Turns out the dude is the security assistant (whatever that means). She has been looking after the programmers for a long time, and the gun is the specifics of the profession and position. But in general, he is white and fluffy, and he even respects knowledge workers very much. More precisely, respected, up to one case.
Just once, another "partner" was solving an elementary problem in a very exotic way. They have a supplier with a ton of checking accounts. Due to the specifics of the business, the money must be sent to the supplier to strictly defined accounts, depending on the transaction and purchased goods and services. The supplier does not issue invoices for payment, everything works on a human-understandable algorithm. We decided to automate this algorithm.
In principle, the programmer did everything right - the conditions for choosing a current account worked adequately. Only here the details for payment (account number, BIC, short account) the programmer, for one well-known reason, entered directly into the code. And it lived well - until the Central Bank closed another bank for hell-there-knows-what.
The person at the payments knew about this, and made changes in advance to the directory of settlement accounts - edited the existing record, changing the account number, bank, etc. So that the reports on the movement of money do not spread into two lines. The programmer's algorithm, of course, could not tolerate this - the account number was hardcoded in the code. So the money went to the sinking bank.
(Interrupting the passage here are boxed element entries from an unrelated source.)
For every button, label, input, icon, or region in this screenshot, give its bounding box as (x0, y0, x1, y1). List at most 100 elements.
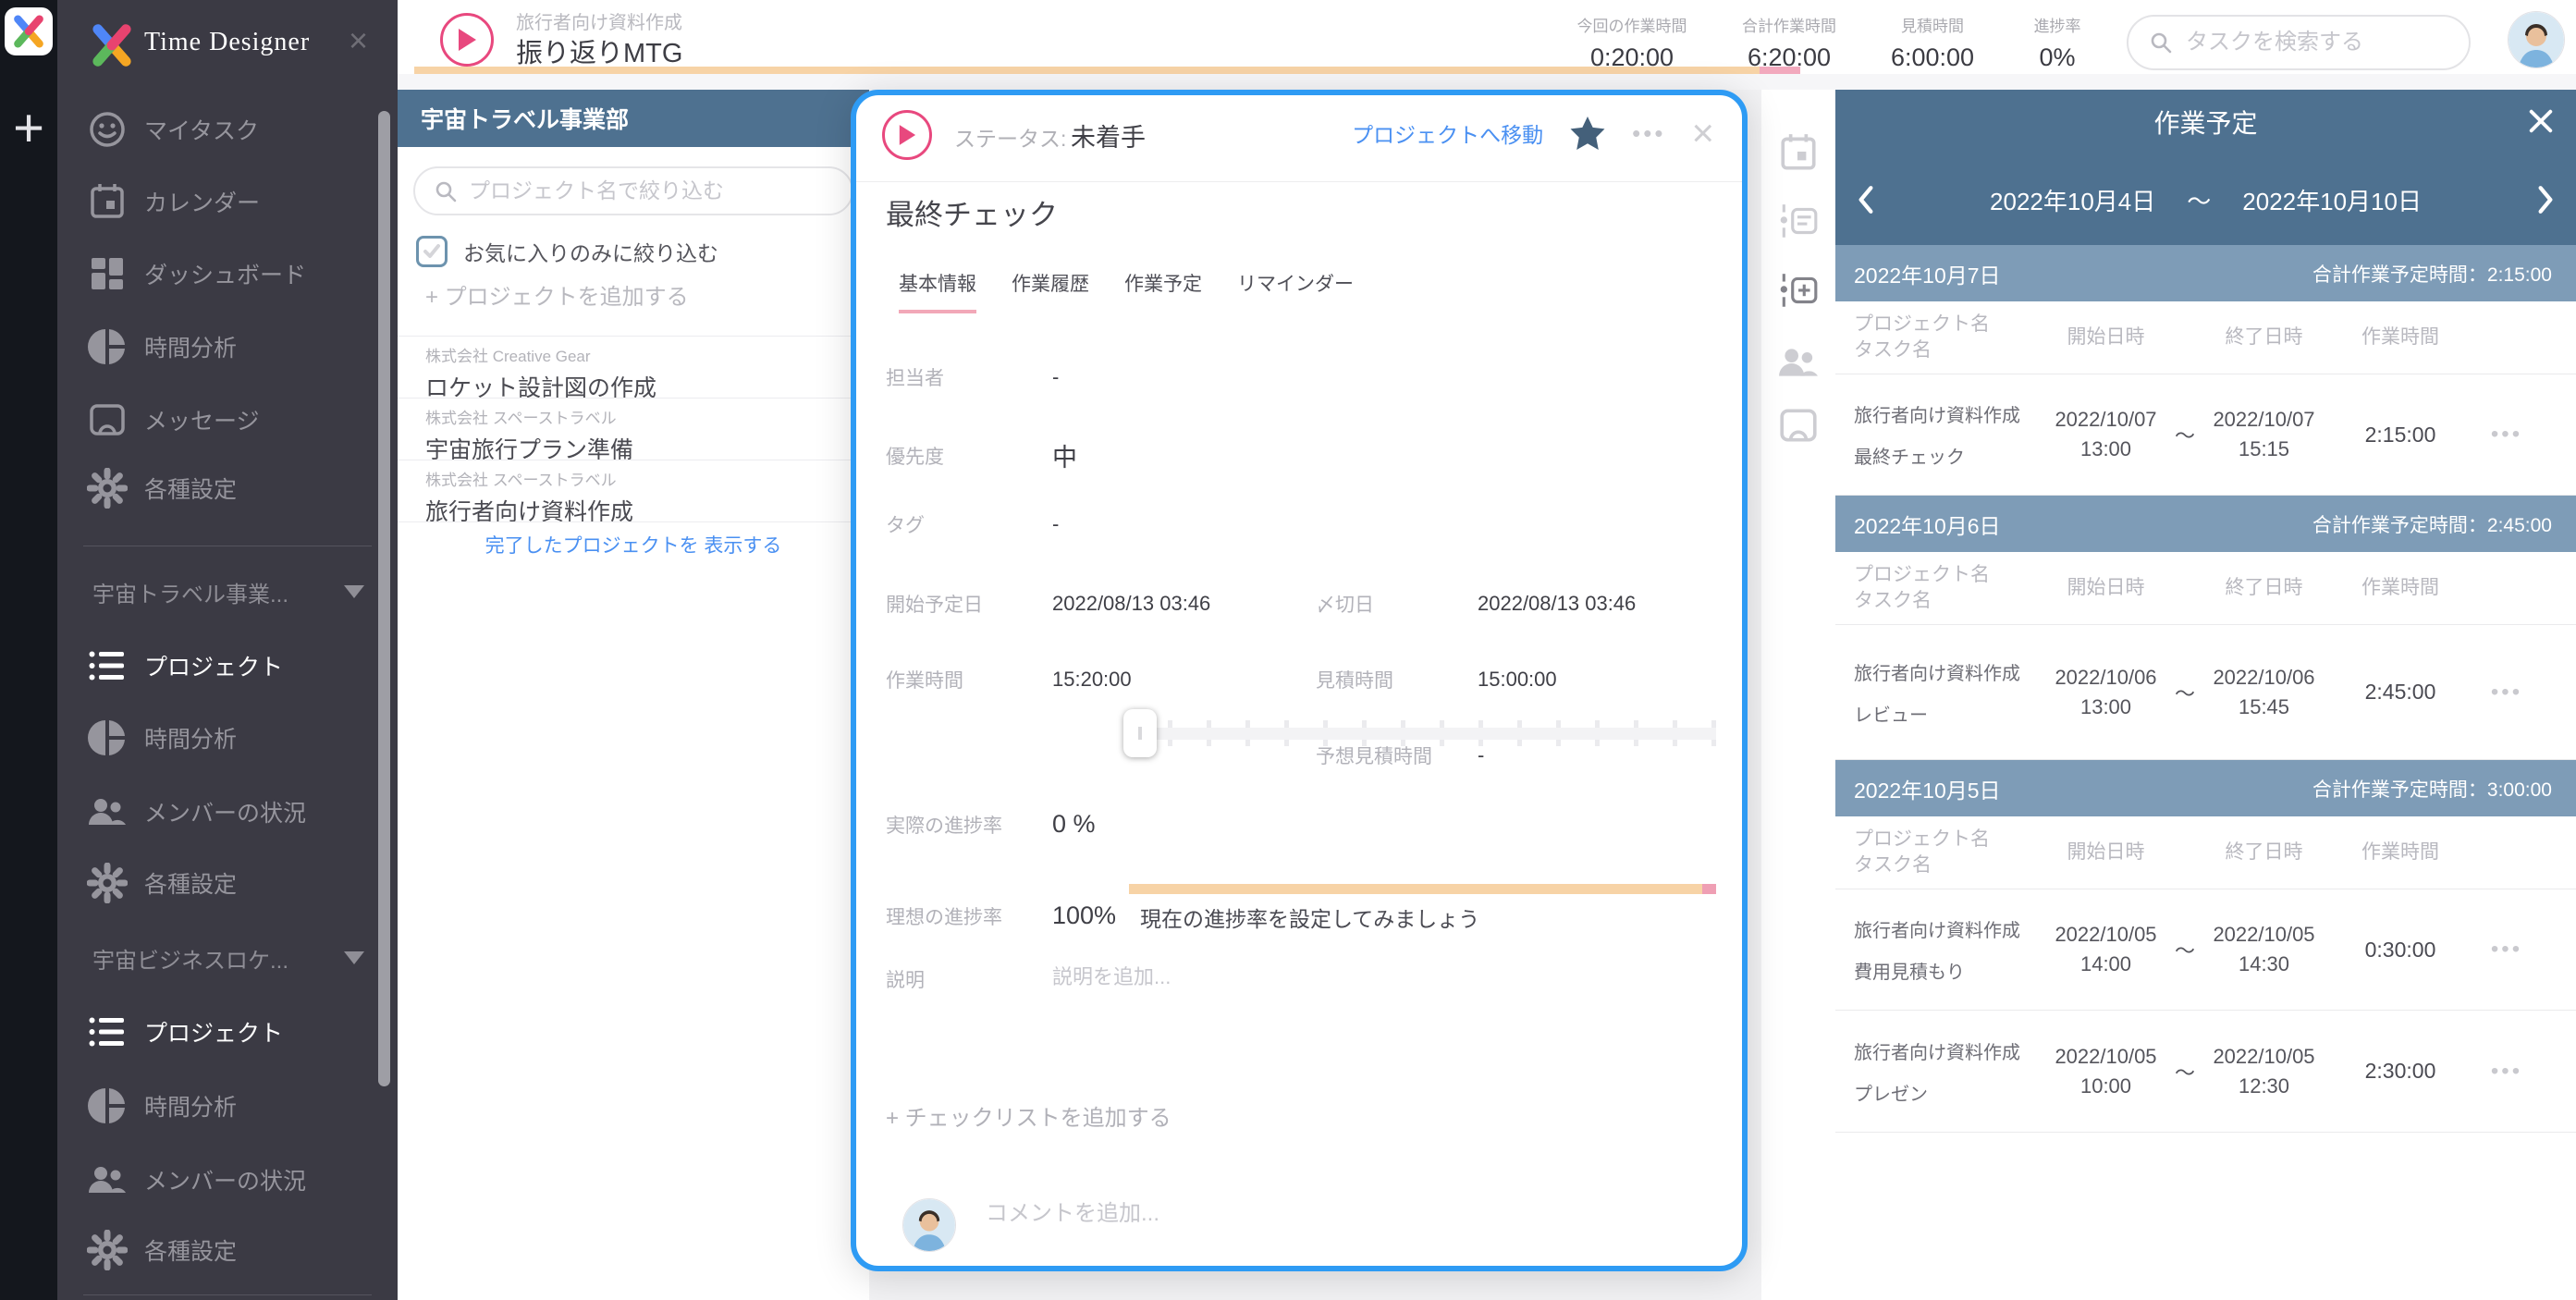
task-title[interactable]: 最終チェック (886, 191, 1058, 233)
more-options-icon[interactable]: ••• (2470, 680, 2544, 705)
schedule-date-range: 2022年10月4日 〜 2022年10月10日 (1876, 183, 2535, 217)
field-priority[interactable]: 優先度 中 (886, 437, 1709, 473)
more-options-icon[interactable]: ••• (2470, 1059, 2544, 1085)
play-icon (899, 125, 916, 145)
chevron-down-icon (344, 951, 364, 964)
gear-icon (87, 468, 128, 509)
sidebar-item-settings[interactable]: 各種設定 (57, 460, 398, 516)
more-options-icon[interactable]: ••• (2470, 422, 2544, 448)
task-search-input[interactable] (2186, 30, 2445, 55)
show-completed-projects-link[interactable]: 完了したプロジェクトを 表示する (398, 531, 869, 558)
calendar-icon (91, 184, 124, 218)
sidebar-item-members-2[interactable]: メンバーの状況 (57, 1152, 398, 1208)
schedule-group-header: 2022年10月6日 合計作業予定時間：2:45:00 (1835, 496, 2576, 552)
work-history-icon[interactable] (1777, 201, 1820, 243)
start-date-value[interactable]: 2022/08/13 03:46 (1052, 592, 1316, 616)
sidebar-item-time-analysis-3[interactable]: 時間分析 (57, 1078, 398, 1134)
slider-thumb[interactable] (1123, 709, 1157, 757)
field-start-and-deadline: 開始予定日 2022/08/13 03:46 〆切日 2022/08/13 03… (886, 590, 1709, 618)
sidebar-item-my-tasks[interactable]: マイタスク (57, 102, 398, 157)
chevron-left-icon[interactable] (1856, 185, 1876, 215)
slider-track[interactable] (1129, 728, 1716, 740)
schedule-row[interactable]: 旅行者向け資料作成 レビュー 2022/10/06 13:00 〜 2022/10/… (1835, 625, 2576, 760)
add-project-button[interactable]: + プロジェクトを追加する (425, 278, 689, 311)
project-filter-box[interactable] (413, 166, 853, 215)
search-icon (2151, 32, 2172, 54)
add-checklist-button[interactable]: + チェックリストを追加する (886, 1099, 1171, 1132)
app-logo-icon (88, 21, 136, 69)
favorites-filter[interactable]: お気に入りのみに絞り込む (416, 236, 718, 267)
project-list-item[interactable]: 株式会社 スペーストラベル 宇宙旅行プラン準備 (398, 399, 869, 463)
sidebar-item-settings-2[interactable]: 各種設定 (57, 855, 398, 911)
add-workspace-button[interactable]: + (0, 100, 57, 157)
description-input[interactable] (1052, 965, 1468, 989)
stat-current-work-time: 今回の作業時間 0:20:00 (1576, 18, 1687, 71)
members-icon[interactable] (1777, 341, 1820, 384)
people-icon (89, 1167, 126, 1193)
estimate-value[interactable]: 15:00:00 (1478, 668, 1709, 692)
tab-reminder[interactable]: リマインダー (1237, 269, 1354, 313)
task-detail-modal: ステータス: 未着手 プロジェクトへ移動 ••• × 最終チェック 基本情報 作… (851, 90, 1748, 1271)
work-schedule-icon[interactable] (1777, 270, 1820, 313)
work-time-value[interactable]: 15:20:00 (1052, 668, 1316, 692)
schedule-row[interactable]: 旅行者向け資料作成 プレゼン 2022/10/05 10:00 〜 2022/10/… (1835, 1011, 2576, 1133)
range-start-date[interactable]: 2022年10月4日 (1990, 183, 2155, 217)
sidebar-item-settings-3[interactable]: 各種設定 (57, 1222, 398, 1278)
sidebar-item-messages[interactable]: メッセージ (57, 392, 398, 448)
favorite-star-icon[interactable] (1569, 116, 1606, 151)
schedule-row[interactable]: 旅行者向け資料作成 最終チェック 2022/10/07 13:00 〜 2022/1… (1835, 374, 2576, 496)
go-to-project-link[interactable]: プロジェクトへ移動 (1352, 117, 1543, 149)
more-options-icon[interactable]: ••• (1632, 119, 1665, 148)
favorites-checkbox[interactable] (416, 236, 448, 267)
current-task-title[interactable]: 振り返りMTG (516, 31, 682, 70)
ideal-progress-bar (1129, 884, 1716, 894)
field-assignee[interactable]: 担当者 - (886, 363, 1709, 391)
project-list-item[interactable]: 株式会社 スペーストラベル 旅行者向け資料作成 (398, 460, 869, 525)
progress-slider[interactable] (1123, 709, 1716, 757)
sidebar-group-space-business[interactable]: 宇宙ビジネスロケ... (57, 934, 398, 982)
range-end-date[interactable]: 2022年10月10日 (2242, 183, 2422, 217)
project-list-item[interactable]: 株式会社 Creative Gear ロケット設計図の作成 (398, 337, 869, 401)
user-avatar[interactable] (2508, 11, 2565, 68)
deadline-value[interactable]: 2022/08/13 03:46 (1478, 592, 1709, 616)
timer-play-button[interactable] (440, 13, 494, 67)
field-tag[interactable]: タグ - (886, 510, 1709, 538)
sidebar-item-members[interactable]: メンバーの状況 (57, 784, 398, 840)
gear-icon (87, 863, 128, 903)
sidebar-item-projects-2[interactable]: プロジェクト (57, 1004, 398, 1060)
play-icon (459, 29, 476, 51)
schedule-date-nav: 2022年10月4日 〜 2022年10月10日 (1835, 154, 2576, 245)
schedule-column-headers: プロジェクト名 タスク名 開始日時 終了日時 作業時間 (1835, 552, 2576, 625)
right-tools-strip (1761, 90, 1835, 1300)
task-search-box[interactable] (2127, 15, 2471, 70)
chevron-right-icon[interactable] (2535, 185, 2556, 215)
project-list-icon (89, 1017, 124, 1047)
sidebar-item-dashboard[interactable]: ダッシュボード (57, 246, 398, 301)
sidebar-item-projects[interactable]: プロジェクト (57, 638, 398, 693)
schedule-column-headers: プロジェクト名 タスク名 開始日時 終了日時 作業時間 (1835, 301, 2576, 374)
sidebar-item-time-analysis-2[interactable]: 時間分析 (57, 710, 398, 766)
message-tray-icon[interactable] (1777, 404, 1820, 447)
close-icon[interactable]: × (1691, 114, 1714, 153)
close-icon[interactable] (2526, 106, 2556, 136)
more-options-icon[interactable]: ••• (2470, 937, 2544, 963)
check-icon (423, 244, 440, 258)
calendar-view-icon[interactable] (1777, 131, 1820, 174)
project-filter-input[interactable] (469, 178, 820, 203)
schedule-row[interactable]: 旅行者向け資料作成 費用見積もり 2022/10/05 14:00 〜 2022/1… (1835, 889, 2576, 1011)
app-logo-icon[interactable] (5, 7, 53, 55)
sidebar-group-space-travel[interactable]: 宇宙トラベル事業... (57, 568, 398, 616)
user-avatar (902, 1198, 956, 1252)
tab-work-schedule[interactable]: 作業予定 (1124, 269, 1202, 313)
sidebar-close-icon[interactable]: × (349, 24, 368, 57)
status-value[interactable]: 未着手 (1071, 117, 1146, 153)
sidebar: Time Designer × マイタスク カレンダー ダッシュボード 時間分析… (57, 0, 398, 1300)
tab-basic-info[interactable]: 基本情報 (899, 269, 976, 313)
sidebar-scrollbar[interactable] (378, 111, 390, 1086)
comment-input[interactable] (986, 1201, 1448, 1227)
schedule-title: 作業予定 (2153, 109, 2258, 138)
tab-work-history[interactable]: 作業履歴 (1012, 269, 1089, 313)
task-play-button[interactable] (882, 110, 932, 160)
sidebar-item-calendar[interactable]: カレンダー (57, 174, 398, 229)
sidebar-item-time-analysis[interactable]: 時間分析 (57, 319, 398, 374)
In general, the situation is widespread - there is some kind of time lag between the announcement of the closure of the bank and the termination of transactions through it. If someone managed to run money during this lag, then it is problematic to get it back - you need to act very quickly and decisively.
Here are the guys with a pistol and ran and jumped. Especially because they could not do anything - the money ended up in the supplier's current account being closed. And there people are serious and touchy sitting. Also, probably with pistols. They, in general, do not care - they did not receive money, and they may well demand a repetition of the payment, only to a normal current account.
In short, we taxied in half with grief. But now they create a special atmosphere for programmers. Just in case.